There are strong connections joining high blood pressure, kidney disease, and diabetes. Many people suffer from all three chronic conditions. But Di Feng has found another link fusing them all to a rare genetic disease that makes certain kidney cells called podocytes so brittle they can’t do their job of properly filtering blood.

While a graduate student at the Medical College of Wisconsin, Feng discovered a genetic mutation associated with kidney injury and hypertension. She has now provided new insights into the mechanism associated with another gene that when mutated leads to chronic kidney disease. She was inspired to study kidney disease and hypertension because both illnesses affected members of her family.

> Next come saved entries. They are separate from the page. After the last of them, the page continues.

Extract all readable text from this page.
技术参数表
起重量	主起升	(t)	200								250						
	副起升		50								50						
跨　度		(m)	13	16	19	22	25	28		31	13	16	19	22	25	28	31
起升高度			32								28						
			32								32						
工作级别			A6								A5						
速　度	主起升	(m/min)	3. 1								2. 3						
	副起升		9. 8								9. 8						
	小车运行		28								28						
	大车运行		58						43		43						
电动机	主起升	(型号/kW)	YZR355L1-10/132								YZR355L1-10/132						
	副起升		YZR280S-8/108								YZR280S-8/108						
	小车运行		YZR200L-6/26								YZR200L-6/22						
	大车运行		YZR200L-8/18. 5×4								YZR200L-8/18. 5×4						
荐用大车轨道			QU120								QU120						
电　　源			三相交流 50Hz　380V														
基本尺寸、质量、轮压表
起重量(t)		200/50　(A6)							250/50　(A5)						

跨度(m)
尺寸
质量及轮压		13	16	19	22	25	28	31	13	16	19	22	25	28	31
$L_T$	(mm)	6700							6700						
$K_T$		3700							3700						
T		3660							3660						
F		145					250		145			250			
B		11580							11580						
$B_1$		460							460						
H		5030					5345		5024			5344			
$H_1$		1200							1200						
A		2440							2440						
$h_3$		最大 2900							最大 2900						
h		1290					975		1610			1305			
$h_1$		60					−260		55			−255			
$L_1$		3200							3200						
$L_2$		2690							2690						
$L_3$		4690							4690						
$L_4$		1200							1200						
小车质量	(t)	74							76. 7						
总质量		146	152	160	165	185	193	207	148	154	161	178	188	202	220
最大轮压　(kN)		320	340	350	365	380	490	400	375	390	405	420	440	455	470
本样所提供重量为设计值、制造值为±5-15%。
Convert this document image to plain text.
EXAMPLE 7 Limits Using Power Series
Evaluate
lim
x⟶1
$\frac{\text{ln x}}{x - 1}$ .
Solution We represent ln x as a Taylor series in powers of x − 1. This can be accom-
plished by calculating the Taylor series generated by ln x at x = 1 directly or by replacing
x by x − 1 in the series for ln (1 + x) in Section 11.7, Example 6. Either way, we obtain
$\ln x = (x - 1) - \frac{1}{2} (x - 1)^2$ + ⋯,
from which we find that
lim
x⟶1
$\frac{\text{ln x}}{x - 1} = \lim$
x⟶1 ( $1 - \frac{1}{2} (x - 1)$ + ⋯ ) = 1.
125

The particular genetic defect she found modifies proteins in such a way that they stiffen the cytoskeleton, or the “bones,” of podocytes in the kidney. Then mechanical stress from the flow of blood leads to faulty filtering when the cell’s structural support founders.

Now an instructor at Beth Israel Deaconess Medical Center in Boston, Feng has connected that same kind of stress to damage triggered by high glucose.

“The cell skeleton is defective in a rare genetic disease, but it could also impact more common diseases, such as diabetes, which affects 50% of patients with chronic kidney disease,” she said.

“By studying the relevant pathway we could apply the knowledge from a rare genetic disease to more common diseases.”

To look more deeply, Feng is studying podocytes derived from patients’ stem cells. She’s also using organ-on-a-chip technology to better simulate the mechanical stresses that podocytes experience, in rare and common diseases. 

“We know that the primary cause of the rare kidney disease is the genetic mutation, so by studying the relevant pathway we could apply the knowledge from a rare genetic disease to more common diseases,” she said.